Dann fragen sich Mutter, Vater oder beide gemeinsam, wie aus diesem niedlichen kleinen Windelscheißer von früher so ein Ätzknochen, komische Dinge redender Wunderling oder geschmacksverirrtes Wesen hat werden können. Je nach Alter des Kindes ist man dann froh, wenn es woanders spielt, ins Ferienlager geht oder vielleicht sogar für ein Jahr im Ausland beschult wird. Etwas Abstand kann da sehr entlastend sein.

Viele Eltern kennen solche Gefühle

Es gibt wohl keine Statistik darüber, wie vielen Eltern es so ergeht. Deshalb greife ich auf die Erfahrung aus meinem privaten und beruflichen Umfeld als Familientherapeutin zurück.

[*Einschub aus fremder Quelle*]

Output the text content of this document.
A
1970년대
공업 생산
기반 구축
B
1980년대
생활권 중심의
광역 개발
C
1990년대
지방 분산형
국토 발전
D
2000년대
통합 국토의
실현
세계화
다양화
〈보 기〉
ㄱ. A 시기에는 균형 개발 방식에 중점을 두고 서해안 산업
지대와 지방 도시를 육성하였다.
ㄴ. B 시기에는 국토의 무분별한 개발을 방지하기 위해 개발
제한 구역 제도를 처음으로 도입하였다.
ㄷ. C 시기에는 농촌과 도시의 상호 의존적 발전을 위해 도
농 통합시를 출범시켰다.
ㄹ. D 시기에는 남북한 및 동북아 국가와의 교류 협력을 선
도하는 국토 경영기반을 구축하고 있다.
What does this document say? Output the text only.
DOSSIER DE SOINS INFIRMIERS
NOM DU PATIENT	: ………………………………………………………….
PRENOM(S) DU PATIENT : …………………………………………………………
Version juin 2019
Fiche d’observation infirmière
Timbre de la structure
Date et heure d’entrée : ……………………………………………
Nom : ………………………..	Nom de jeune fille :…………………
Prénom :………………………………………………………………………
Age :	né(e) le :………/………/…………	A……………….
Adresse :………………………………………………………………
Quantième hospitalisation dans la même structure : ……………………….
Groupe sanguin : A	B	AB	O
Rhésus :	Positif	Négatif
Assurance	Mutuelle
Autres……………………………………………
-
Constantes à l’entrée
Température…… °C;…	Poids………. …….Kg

Und da ist es so, dass die meisten Eltern in offenen Gesprächen von ganz unterschiedlichen Situationen berichten, in denen sie Anteile ihres Kindes nicht mögen oder sogar ablehnen. Manchmal ist es nur vorübergehend. Doch manche schwer annehmbare Seite des Kindes hält sich auch als Teil seiner Persönlichkeit. Und damit gilt es umgehen zu lernen.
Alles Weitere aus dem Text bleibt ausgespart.